À ce jour, il n'existe pas de traitement définitif permettant d'éradiquer la maladie et d'empêcher toute récidive. Cependant, des traitements efficaces permettent de mettre la maladie en sommeil pendant de longues périodes, de soulager les symptômes et de mener une vie normale. La ménopause naturelle entraîne généralement une régression des symptômes, car les lésions sont privées d'œstrogènes.
L'endométriose peut-elle dégénérer en cancer ?
L'endométriose est une maladie bénigne. Le risque de transformation cancéreuse est extrêmement rare (moins de 1% des cas, le plus souvent sur des kystes ovariens endométriosiques de longue date). Le suivi régulier permet de détecter toute anomalie.
Dois-je forcément arrêter ma pilule si j'ai une endométriose ?
Au contraire, la pilule œstro-progestative en prise continue (sans arrêt) est l'un des traitements de première intention pour soulager les douleurs et freiner l'évolution des lésions. L'arrêt de la pilule peut provoquer une reprise des cycles et une réapparition des symptômes.
Quelle est la différence avec le syndrome du côlon irritable (SCI) ?
Les symptômes digestifs se chevauchent souvent. Le principal indice est la cyclicité des symptômes dans l'endométriose (aggravation en période prémenstruelle/règles). L'endométriose digestive peut coexister avec un SCI. Un bilan gynécologique et une imagerie spécialisée permettent de faire la différence.
Puis-je utiliser des sextoys si j'ai des douleurs (dyspareunie) ?
Oui, avec discernement. Il est recommandé de privilégier des modèles externes (vibrateurs de clitoris) qui permettent d'explorer le plaisir sans pénétration. Si vous souhaitez utiliser un modèle interne, choisissez des tailles modestes, des matières souples (silicone médical) et utilisez abondamment du lubrifiant. Écoutez votre corps et ne forcez jamais. Consulter un kinésithérapeute pelvi-périnéal peut également vous aider à réapprendre à détendre votre périnée.
Sources et références médicales
Cet article s'appuie sur des recommandations et données issues d'organismes de santé publique et de sociétés savantes :
- Haute Autorité de Santé (HAS) – Endométriose : diagnostic et prise en charge (2025)

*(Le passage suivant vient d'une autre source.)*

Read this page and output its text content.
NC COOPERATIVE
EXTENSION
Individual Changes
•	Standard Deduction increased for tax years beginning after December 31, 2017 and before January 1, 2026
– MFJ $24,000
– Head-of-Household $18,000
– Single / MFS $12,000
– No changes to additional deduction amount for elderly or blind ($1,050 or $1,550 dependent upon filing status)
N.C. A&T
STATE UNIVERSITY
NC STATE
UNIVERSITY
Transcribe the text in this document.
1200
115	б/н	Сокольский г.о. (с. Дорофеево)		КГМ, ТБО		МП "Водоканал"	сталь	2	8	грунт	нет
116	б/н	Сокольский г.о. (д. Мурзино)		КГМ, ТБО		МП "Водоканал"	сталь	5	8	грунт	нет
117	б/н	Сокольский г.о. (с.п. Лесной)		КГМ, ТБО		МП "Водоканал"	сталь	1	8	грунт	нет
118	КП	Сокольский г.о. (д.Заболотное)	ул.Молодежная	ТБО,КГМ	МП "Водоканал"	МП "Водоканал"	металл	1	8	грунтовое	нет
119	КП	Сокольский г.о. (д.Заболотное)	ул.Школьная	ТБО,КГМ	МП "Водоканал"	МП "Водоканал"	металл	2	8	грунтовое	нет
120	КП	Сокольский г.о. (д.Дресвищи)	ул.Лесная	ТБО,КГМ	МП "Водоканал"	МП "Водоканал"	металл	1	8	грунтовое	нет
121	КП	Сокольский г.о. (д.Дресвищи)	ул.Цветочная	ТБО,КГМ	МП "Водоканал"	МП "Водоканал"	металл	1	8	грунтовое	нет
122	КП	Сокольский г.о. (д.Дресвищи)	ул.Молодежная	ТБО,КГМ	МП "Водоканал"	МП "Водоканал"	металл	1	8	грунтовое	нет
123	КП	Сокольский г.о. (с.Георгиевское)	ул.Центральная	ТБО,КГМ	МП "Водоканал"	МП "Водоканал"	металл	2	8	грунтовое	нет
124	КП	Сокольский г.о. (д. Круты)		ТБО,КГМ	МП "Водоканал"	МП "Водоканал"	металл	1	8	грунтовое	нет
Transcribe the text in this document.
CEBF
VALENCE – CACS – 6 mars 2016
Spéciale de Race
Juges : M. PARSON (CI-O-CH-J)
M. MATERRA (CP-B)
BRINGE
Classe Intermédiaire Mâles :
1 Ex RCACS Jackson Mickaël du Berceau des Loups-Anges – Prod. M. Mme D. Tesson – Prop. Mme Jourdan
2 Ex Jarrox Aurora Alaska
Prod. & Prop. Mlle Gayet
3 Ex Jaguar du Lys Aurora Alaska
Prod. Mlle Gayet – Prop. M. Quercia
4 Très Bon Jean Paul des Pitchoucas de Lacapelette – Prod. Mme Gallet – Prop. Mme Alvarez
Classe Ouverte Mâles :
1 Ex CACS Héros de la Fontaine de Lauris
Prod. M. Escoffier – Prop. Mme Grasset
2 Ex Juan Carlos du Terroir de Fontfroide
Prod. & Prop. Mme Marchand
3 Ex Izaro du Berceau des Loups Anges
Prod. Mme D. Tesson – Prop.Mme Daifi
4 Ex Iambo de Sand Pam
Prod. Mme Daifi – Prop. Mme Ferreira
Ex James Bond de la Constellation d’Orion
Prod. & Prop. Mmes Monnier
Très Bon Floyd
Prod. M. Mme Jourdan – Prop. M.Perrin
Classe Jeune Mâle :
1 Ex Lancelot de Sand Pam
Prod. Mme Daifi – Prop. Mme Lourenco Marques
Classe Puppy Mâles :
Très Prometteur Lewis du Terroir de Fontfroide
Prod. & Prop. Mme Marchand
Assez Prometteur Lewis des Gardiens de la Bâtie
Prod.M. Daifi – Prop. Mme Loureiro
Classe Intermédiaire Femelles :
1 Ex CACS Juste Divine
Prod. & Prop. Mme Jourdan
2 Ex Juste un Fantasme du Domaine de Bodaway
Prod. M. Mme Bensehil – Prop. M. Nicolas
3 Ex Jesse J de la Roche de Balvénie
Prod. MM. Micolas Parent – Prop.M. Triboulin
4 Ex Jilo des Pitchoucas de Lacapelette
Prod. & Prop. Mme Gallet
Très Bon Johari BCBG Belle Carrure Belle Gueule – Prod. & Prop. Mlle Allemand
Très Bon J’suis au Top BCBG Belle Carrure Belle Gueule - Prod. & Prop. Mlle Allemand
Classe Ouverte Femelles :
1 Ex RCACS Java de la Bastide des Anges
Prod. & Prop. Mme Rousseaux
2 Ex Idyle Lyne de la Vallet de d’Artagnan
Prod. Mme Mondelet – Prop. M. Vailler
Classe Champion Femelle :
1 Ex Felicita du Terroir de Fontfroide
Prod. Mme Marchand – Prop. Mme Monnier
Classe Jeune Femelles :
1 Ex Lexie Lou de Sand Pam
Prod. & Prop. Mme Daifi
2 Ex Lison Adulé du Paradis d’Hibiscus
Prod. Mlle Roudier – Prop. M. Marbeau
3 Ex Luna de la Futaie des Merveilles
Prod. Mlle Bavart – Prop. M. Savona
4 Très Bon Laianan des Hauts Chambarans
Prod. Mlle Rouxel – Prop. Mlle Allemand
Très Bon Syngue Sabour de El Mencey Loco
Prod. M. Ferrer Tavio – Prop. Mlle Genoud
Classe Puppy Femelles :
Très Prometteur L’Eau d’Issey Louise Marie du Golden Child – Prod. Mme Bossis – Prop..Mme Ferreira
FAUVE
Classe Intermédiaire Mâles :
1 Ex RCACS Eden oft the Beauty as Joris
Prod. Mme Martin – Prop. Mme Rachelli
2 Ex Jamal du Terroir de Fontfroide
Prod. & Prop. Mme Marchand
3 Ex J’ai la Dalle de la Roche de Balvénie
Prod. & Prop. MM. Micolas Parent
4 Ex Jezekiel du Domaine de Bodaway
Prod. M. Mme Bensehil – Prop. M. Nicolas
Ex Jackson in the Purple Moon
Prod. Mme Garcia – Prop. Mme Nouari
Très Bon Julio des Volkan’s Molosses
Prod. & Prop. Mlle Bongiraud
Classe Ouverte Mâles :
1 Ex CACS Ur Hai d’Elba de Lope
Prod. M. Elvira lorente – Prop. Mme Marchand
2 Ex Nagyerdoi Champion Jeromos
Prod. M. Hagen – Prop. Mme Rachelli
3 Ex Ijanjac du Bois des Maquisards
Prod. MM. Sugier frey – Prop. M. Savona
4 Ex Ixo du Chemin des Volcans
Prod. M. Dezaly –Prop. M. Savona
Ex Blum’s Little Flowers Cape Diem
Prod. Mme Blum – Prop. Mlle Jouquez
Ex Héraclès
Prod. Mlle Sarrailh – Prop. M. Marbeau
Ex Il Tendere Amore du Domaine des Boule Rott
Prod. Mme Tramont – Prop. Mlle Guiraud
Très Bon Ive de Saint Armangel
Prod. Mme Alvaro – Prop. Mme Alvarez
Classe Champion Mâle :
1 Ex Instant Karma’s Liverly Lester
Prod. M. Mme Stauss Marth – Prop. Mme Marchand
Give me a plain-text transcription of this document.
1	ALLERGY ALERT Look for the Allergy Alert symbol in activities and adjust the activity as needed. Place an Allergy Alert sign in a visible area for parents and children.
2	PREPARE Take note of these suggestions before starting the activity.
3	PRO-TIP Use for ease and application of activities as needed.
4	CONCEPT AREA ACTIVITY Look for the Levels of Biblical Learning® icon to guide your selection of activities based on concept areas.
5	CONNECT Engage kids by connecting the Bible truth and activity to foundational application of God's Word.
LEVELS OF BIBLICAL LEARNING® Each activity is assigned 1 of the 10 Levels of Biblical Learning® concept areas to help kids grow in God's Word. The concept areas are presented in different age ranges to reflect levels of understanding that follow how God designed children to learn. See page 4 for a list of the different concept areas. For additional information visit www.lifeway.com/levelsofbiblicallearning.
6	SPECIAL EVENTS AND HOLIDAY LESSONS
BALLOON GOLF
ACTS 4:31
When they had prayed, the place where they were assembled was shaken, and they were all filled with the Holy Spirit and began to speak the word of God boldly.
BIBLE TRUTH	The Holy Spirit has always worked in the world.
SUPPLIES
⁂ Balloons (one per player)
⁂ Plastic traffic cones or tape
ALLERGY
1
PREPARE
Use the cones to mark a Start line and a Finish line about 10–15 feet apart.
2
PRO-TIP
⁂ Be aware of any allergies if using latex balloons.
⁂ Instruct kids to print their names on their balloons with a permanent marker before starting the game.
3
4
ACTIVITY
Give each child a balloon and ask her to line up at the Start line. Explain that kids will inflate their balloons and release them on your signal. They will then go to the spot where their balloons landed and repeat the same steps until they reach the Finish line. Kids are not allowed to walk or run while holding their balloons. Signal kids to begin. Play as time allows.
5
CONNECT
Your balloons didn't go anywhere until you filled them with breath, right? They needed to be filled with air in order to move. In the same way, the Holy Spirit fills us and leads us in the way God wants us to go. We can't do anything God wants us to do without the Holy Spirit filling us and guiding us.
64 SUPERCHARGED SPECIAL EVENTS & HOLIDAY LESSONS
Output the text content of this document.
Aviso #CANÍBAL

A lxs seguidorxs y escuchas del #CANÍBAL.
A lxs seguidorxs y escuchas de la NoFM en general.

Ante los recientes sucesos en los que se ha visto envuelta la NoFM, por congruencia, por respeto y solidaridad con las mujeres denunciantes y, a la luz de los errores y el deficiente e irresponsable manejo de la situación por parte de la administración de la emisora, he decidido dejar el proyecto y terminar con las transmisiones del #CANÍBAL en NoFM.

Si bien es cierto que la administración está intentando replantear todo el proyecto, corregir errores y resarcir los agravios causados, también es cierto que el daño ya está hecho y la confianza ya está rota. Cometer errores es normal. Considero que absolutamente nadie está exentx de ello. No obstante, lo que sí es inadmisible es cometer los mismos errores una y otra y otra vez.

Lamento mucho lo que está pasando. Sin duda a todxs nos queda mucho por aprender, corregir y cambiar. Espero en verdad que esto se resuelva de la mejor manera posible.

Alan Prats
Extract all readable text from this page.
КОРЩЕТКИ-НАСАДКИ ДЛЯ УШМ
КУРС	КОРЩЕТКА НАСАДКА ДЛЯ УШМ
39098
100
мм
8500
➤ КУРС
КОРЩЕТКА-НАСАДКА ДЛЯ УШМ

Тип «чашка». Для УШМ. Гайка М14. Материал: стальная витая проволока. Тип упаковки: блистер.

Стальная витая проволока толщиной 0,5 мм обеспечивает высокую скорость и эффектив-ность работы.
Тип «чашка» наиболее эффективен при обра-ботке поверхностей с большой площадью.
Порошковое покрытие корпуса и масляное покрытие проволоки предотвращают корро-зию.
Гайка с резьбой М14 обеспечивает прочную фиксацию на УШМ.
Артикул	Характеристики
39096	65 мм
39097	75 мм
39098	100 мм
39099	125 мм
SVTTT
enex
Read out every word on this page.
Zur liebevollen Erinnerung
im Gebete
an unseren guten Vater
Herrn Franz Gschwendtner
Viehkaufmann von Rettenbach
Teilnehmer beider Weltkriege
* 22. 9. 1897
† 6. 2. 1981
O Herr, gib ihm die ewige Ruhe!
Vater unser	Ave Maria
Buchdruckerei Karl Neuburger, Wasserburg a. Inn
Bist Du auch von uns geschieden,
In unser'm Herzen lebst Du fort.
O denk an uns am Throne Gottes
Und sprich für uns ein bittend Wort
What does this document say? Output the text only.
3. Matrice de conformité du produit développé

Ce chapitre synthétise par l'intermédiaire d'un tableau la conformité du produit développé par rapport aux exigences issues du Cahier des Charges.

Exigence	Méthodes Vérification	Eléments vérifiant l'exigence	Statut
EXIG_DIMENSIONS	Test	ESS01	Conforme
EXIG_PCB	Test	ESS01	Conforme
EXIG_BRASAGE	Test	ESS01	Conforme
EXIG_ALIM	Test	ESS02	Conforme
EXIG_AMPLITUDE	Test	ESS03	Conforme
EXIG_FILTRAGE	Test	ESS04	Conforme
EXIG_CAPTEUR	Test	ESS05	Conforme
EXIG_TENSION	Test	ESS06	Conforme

- INSERM – Dossier Endométriose (2023)
- Organisation Mondiale de la Santé (OMS) – Fiche info Endométriose
- Ameli.fr – L'endométriose
- Collège National des Gynécologues et Obstétriciens Français (CNGOF).
- European Society of Human Reproduction and Embryology (ESHRE).
Article mis à jour le : 25/03/2026
Cet article a un but informatif et ne se substitue en aucun cas à un avis médical. Si vous pensez être atteinte d'endométriose, consultez votre médecin généraliste, votre gynécologue ou rendez-vous dans un centre de prise en charge spécialisé.